Felix Ngole (pictured), who said he was expressing a traditional Christian view and complained that Sheffield University bosses unfairly stopped him completing a postgraduate degree, hailed a ruling by Court of Appeal judges as “great news” for anyone who cared about free speech.

But university bosses took a different view and said Mr Ngole had won on only one aspect of the case which was “to do with early procedural processes”.

They said they would be considering their response to the ruling.

Mr Ngole, 40, who works as a carer, said his human right to free speech was breached when he was thrown out. University bosses disagreed.

They said he had been studying for a professional qualification and his fitness to practise had to be considered.

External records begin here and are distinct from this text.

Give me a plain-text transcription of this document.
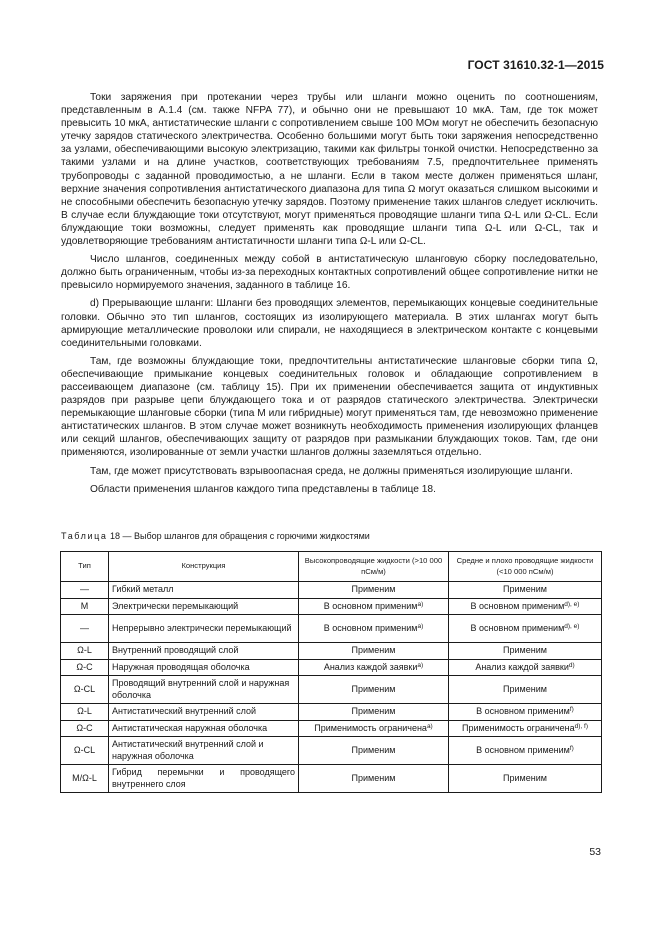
ГОСТ 31610.32-1—2015

Токи заряжения при протекании через трубы или шланги можно оценить по соотношениям, представленным в А.1.4 (см. также NFPA 77), и обычно они не превышают 10 мкА. Там, где ток может превысить 10 мкА, антистатические шланги с сопротивлением свыше 100 МОм могут не обеспечить безопасную утечку зарядов статического электричества. Особенно большими могут быть токи заряжения непосредственно за узлами, обеспечивающими высокую электризацию, такими как фильтры тонкой очистки. Непосредственно за такими узлами и на длине участков, соответствующих требованиям 7.5, предпочтительнее применять трубопроводы с заданной проводимостью, а не шланги. Если в таком месте должен применяться шланг, верхние значения сопротивления антистатического диапазона для типа Ω могут оказаться слишком высокими и не способными обеспечить безопасную утечку зарядов. Поэтому применение таких шлангов следует исключить. В случае если блуждающие токи отсутствуют, могут применяться проводящие шланги типа Ω-L или Ω-CL. Если блуждающие токи возможны, следует применять как проводящие шланги типа Ω-L или Ω-CL, так и удовлетворяющие требованиям антистатичности шланги типа Ω-L или Ω-CL.

Число шлангов, соединенных между собой в антистатическую шланговую сборку последовательно, должно быть ограниченным, чтобы из-за переходных контактных сопротивлений общее сопротивление нитки не превысило нормируемого значения, заданного в таблице 16.

d) Прерывающие шланги: Шланги без проводящих элементов, перемыкающих концевые соединительные головки. Обычно это тип шлангов, состоящих из изолирующего материала. В этих шлангах могут быть армирующие металлические проволоки или спирали, не находящиеся в электрическом контакте с концевыми соединительными головками.

Там, где возможны блуждающие токи, предпочтительны антистатические шланговые сборки типа Ω, обеспечивающие примыкание концевых соединительных головок и обладающие сопротивлением в рассеивающем диапазоне (см. таблицу 15). При их применении обеспечивается защита от индуктивных разрядов при разрыве цепи блуждающего тока и от разрядов статического электричества. Электрически перемыкающие шланговые сборки (типа М или гибридные) могут применяться там, где невозможно применение антистатических шлангов. В этом случае может возникнуть необходимость применения изолирующих фланцев или секций шлангов, обеспечивающих защиту от разрядов при размыкании блуждающих токов. Там, где они применяются, изолированные от земли участки шлангов должны заземляться отдельно.

Там, где может присутствовать взрывоопасная среда, не должны применяться изолирующие шланги.

Области применения шлангов каждого типа представлены в таблице 18.

Таблица 18 — Выбор шлангов для обращения с горючими жидкостями
Тип	Конструкция	Высокопроводящие жидкости (>10 000 пСм/м)	Средне и плохо проводящие жидкости (<10 000 пСм/м)
—	Гибкий металл	Применим	Применим
M	Электрически перемыкающий	В основном применим$^{а)}$	В основном применим$^{d), е)}$
—	Непрерывно электрически перемыкающий	В основном применим$^{а)}$	В основном применим$^{d), е)}$
Ω-L	Внутренний проводящий слой	Применим	Применим
Ω-C	Наружная проводящая оболочка	Анализ каждой заявки$^{а)}$	Анализ каждой заявки$^{d)}$
Ω-CL	Проводящий внутренний слой и наружная оболочка	Применим	Применим
Ω-L	Антистатический внутренний слой	Применим	В основном применим$^{f)}$
Ω-C	Антистатическая наружная оболочка	Применимость ограничена$^{а)}$	Применимость ограничена$^{d), f)}$
Ω-CL	Антистатический внутренний слой и наружная оболочка	Применим	В основном применим$^{f)}$
M/Ω-L	Гибрид перемычки и проводящего внутреннего слоя	Применим	Применим
53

A judge ruled against Mr Ngole after a High Court trial in London in 2017.

But three Court of Appeal judges on Wednesday overturned that decision.

Lord Justice Irwin, Lord Justice Haddon-Cave and Sir Jack Beatson say university bosses should reconsider the case.

“This is great news, not only for me and my family, but for everyone who cares about freedom of speech, especially for those working in or studying for caring professions,” said Mr Ngole.

“As Christians we are called to serve others and to care for everyone, yet publicly and privately we must also be free to express our beliefs and what the Bible says without fear of losing our livelihoods.”

A Sheffield University spokeswoman said: “The University of Sheffield supports the rights of students to hold and debate a wide range of views and beliefs.

“However, for students studying on courses that lead to professional registration, we have a responsibility to look at how any concerns raised could impact a student’s fitness to practise.”

She added “The court dismissed the majority of the appeal submitted by the applicant and has only upheld one aspect to do with early procedural processes.

“The university will be considering its response to the judgment.”

Mr Ngole posted comments in 2015 when taking part in a debate on a Facebook page about Kim Davis, a state official in the US state of Kentucky, who refused to register same-sex marriages, judges heard

He said Mrs Davis’s position was based on the “Biblical view of same-sex marriage as a sin”, said he was making a “genuine contribution” to an important public debate, and he was “entitled to express his religious views”.

Appeal judges said the university’s disciplinary proceedings were flawed.

They said university bosses adopted an untenable position – thinking that any expression of disapproval of same-sex relations, however “mildly expressed”, on a public social media platform was a breach of profession guidelines.

Judges said a university fitness to practise committee should stage another hearing and reconsider Mr Ngole’s case.

Mr Ngole had been backed by the Christian Legal Centre, an organisation which supports Christians embroiled in litigation.

“This is the first Court of Appeal judgment regarding freedom of expression of Biblical views which sets limits on the rights of professional regulators to limit free speech on social media,” said a spokesman for the centre.

“The judgment will be an authoritative statement of the law which is likely to be relied upon in hundreds of current and future cases.”

Chief executive Andrea Williams added: “Christians and others now know that it is their legal right to express Biblical views on social media or elsewhere without fear for their professional careers.”